Our opinion on the current state of TXT

Textainer (TXT) is one of the world's largest lessors of containers with 3,5m twenty-foot-equivalent units (TEU) in its fleet. It is listed on the New York Stock exchange and on the JSE. The company supplies dry freight, specialised and refrigerated containers to 250 customers all over the world and sells more than 140 000 units each year. The company has 14 offices and 500 depots. In its results for the year to 31st December 2021 the company reported headline earnings per share (HEPS) of US$5,31 up from US$1,53 in the previous year. The company bought 741163 of its own shares during the year. The company bought FWB:2BN worth of containers during the year. Obviously, Textainer benefited from the extreme shortage of containers worldwide and the sharp rise in the price of renting containers. The company said, "For the full year 2021, lease rental income increased 25% to $751 million, driven by organic fleet growth in a strong demand environment. Adjusted EBITDA increased by 47% to $698 million, reflecting our ongoing profitability focus, as well as a favorable lease and resale environment". In an update on the 3 months to 31st March 2023 the company reported total lease revenue of $194,9m compared with $198,7m in the previous period. Attributable income was 122c per share compared with 147c in the previous period. The company said, "Adjusted EBITDA was $167 million, and adjusted net income was $54 million, or $1.22 per diluted share, resulting in an annualized ROE of 13%". In a report on the 3 months to 30th September 2023 the company said, "Net income of $44.7 million for the third quarter, or $1.07 per diluted common share. Headline earnings of $44.3 million for the third quarter, or $1.06 per diluted common share.
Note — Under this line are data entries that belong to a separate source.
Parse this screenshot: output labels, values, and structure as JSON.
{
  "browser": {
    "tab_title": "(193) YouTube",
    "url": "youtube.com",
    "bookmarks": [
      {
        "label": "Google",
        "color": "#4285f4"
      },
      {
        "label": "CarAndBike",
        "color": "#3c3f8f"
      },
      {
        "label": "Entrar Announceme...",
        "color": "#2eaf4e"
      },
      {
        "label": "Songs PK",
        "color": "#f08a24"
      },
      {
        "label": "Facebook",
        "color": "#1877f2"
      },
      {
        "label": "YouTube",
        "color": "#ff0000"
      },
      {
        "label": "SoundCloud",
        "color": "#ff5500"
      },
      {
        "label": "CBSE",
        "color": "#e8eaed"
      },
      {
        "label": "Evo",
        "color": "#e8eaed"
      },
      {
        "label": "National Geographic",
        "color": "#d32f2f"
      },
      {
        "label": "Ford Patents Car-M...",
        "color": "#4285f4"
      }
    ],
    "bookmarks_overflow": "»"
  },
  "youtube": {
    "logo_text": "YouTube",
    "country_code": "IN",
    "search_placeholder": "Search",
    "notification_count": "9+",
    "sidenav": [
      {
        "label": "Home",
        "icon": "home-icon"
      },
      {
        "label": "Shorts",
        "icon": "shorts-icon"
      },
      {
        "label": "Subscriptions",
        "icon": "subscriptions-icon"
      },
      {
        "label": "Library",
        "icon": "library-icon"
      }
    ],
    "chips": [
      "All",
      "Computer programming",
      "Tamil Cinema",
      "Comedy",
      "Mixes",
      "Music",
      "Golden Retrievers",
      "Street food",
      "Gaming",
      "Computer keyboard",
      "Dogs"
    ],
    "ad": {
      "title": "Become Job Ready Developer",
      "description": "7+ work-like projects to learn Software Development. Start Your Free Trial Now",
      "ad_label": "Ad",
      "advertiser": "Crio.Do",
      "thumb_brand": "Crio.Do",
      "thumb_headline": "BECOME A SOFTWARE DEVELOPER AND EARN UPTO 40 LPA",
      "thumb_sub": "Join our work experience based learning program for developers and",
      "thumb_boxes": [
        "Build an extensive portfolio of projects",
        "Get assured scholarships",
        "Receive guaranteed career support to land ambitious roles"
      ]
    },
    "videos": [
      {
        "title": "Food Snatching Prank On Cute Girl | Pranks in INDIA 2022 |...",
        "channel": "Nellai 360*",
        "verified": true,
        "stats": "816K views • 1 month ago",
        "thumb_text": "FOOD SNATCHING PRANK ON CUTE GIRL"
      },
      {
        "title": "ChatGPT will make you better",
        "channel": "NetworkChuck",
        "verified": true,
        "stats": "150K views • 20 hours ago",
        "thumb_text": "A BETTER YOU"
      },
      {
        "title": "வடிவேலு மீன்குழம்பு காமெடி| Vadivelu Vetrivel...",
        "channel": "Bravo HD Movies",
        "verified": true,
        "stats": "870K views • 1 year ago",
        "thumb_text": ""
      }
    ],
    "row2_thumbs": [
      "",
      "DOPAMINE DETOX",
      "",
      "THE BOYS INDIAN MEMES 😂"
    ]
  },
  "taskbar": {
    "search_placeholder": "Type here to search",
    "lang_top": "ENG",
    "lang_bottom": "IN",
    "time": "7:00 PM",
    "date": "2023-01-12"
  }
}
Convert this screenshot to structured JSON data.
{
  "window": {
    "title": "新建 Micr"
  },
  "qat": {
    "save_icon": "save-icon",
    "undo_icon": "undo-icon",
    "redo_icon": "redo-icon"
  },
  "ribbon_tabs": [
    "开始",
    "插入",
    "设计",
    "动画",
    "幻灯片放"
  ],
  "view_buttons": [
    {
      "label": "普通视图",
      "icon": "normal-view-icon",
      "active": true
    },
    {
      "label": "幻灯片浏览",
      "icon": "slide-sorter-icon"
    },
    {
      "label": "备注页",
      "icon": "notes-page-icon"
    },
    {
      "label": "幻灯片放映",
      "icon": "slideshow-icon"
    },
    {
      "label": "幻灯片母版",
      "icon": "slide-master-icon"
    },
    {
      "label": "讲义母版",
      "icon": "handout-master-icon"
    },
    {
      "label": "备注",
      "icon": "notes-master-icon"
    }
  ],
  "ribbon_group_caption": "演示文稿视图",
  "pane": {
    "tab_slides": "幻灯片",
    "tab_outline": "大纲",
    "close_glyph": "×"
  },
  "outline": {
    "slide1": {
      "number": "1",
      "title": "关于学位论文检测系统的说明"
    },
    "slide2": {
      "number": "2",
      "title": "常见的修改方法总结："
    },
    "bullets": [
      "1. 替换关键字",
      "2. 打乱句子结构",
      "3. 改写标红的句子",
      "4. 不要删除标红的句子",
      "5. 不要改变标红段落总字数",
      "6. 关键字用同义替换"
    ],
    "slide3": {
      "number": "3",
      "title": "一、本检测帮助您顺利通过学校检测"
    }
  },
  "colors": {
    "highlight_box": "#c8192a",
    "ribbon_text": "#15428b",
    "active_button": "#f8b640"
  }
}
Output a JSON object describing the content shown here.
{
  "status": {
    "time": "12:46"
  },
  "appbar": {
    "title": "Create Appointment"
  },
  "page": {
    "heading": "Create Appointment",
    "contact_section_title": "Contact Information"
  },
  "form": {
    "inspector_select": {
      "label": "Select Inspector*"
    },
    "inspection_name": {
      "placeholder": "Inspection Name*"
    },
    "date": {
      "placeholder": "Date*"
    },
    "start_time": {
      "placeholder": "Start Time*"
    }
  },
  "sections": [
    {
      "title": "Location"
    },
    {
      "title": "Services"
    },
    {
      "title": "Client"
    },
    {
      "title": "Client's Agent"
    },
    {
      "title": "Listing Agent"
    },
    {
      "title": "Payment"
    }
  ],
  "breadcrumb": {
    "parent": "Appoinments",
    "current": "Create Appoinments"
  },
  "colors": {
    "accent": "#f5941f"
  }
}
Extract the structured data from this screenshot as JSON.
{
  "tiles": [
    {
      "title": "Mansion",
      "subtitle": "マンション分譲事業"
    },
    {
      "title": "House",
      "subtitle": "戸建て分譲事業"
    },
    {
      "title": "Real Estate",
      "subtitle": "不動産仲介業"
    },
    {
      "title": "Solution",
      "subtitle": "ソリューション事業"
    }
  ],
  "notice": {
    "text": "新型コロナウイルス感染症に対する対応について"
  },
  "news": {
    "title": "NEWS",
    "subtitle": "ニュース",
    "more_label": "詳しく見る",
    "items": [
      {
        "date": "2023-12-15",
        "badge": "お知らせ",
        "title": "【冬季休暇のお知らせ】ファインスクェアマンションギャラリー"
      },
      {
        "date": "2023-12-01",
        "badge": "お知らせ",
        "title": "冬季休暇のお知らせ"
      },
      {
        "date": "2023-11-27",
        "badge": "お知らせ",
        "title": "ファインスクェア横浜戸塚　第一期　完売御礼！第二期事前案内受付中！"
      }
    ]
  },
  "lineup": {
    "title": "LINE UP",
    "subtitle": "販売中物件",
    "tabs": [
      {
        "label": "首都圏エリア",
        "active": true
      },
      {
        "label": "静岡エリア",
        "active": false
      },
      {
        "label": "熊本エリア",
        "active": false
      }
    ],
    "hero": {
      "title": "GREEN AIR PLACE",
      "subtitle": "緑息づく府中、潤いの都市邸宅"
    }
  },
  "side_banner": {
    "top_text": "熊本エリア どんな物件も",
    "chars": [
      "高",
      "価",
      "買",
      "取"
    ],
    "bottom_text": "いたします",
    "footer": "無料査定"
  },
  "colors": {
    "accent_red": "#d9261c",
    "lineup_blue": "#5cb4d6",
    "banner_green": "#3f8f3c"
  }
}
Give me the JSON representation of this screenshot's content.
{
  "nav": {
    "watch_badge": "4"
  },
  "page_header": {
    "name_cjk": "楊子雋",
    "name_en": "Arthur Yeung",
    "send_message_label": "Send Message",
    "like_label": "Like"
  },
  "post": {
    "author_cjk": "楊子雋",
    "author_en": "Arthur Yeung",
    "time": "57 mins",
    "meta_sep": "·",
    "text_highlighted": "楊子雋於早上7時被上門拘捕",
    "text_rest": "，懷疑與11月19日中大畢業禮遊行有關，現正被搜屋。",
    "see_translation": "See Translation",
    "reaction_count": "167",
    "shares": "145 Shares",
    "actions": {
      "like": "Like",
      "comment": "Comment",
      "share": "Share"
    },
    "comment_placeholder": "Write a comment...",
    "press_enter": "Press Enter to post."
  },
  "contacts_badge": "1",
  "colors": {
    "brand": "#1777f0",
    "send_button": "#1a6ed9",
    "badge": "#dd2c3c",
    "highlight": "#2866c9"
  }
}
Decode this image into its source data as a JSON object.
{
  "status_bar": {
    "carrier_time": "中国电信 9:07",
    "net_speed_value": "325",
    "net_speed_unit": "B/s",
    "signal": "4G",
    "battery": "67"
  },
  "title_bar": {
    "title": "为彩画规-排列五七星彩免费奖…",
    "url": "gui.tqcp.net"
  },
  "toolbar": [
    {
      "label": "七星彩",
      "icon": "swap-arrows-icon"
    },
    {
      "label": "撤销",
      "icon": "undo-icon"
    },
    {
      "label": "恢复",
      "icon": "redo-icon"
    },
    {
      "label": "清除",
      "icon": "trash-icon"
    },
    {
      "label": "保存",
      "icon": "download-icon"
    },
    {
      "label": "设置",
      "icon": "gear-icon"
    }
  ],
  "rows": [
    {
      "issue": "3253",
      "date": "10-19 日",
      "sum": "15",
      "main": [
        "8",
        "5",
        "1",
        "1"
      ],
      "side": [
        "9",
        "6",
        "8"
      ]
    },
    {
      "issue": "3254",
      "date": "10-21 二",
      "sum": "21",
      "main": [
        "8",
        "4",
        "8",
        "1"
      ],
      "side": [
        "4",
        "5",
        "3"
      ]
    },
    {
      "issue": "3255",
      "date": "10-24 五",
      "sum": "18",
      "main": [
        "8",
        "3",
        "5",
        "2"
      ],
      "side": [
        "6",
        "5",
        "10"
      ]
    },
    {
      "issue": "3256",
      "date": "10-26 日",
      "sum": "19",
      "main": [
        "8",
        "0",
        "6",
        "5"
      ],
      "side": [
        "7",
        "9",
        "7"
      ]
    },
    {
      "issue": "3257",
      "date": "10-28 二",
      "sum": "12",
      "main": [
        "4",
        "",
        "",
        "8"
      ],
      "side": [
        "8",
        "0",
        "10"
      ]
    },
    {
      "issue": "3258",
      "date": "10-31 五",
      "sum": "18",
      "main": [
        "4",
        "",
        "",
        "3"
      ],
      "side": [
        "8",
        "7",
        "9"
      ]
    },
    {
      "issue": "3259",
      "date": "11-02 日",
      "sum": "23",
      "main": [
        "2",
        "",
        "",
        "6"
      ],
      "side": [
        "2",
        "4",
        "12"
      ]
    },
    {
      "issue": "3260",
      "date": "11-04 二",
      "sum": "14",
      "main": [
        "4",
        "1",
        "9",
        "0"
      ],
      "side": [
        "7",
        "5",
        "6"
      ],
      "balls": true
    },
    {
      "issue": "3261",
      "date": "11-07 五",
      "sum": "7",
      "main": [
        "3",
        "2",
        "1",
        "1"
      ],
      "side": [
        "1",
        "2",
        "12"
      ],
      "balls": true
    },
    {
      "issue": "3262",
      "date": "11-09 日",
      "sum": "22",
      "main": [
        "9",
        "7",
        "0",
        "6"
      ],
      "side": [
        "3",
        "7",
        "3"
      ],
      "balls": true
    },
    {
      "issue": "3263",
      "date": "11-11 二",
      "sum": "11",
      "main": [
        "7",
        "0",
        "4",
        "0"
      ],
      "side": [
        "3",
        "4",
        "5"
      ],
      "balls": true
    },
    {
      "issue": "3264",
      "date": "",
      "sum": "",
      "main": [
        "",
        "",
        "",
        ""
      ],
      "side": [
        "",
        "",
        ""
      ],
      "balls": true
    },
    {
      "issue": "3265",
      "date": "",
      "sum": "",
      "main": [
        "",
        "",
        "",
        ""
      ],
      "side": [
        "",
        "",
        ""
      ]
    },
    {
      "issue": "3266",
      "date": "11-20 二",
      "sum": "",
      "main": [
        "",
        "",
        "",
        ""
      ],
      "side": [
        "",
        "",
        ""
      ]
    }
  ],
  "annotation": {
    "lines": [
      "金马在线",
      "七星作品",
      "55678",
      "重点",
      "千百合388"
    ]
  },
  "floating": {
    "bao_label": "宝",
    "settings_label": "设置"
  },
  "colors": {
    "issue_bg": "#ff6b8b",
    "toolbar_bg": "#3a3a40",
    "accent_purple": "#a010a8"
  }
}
Repurchased 996,403 common shares at an average price of $40.12 per share". The share is liquid with more than R20m worth of shares changing hands daily and it is in a rising trend since August 2020. It is clearly a rand hedge share which is impacted by the level of world trade. COVID-19 has had an effect, but its business was mostly considered by governments to be essential. We believe that this company will continue to do well as the world economy recovers. On 23rd October 2023 the company announced that it would be acquired by Stonepeak for $7,4bn and that shareholders would get $50 per share. This caused the share price to jump 40%.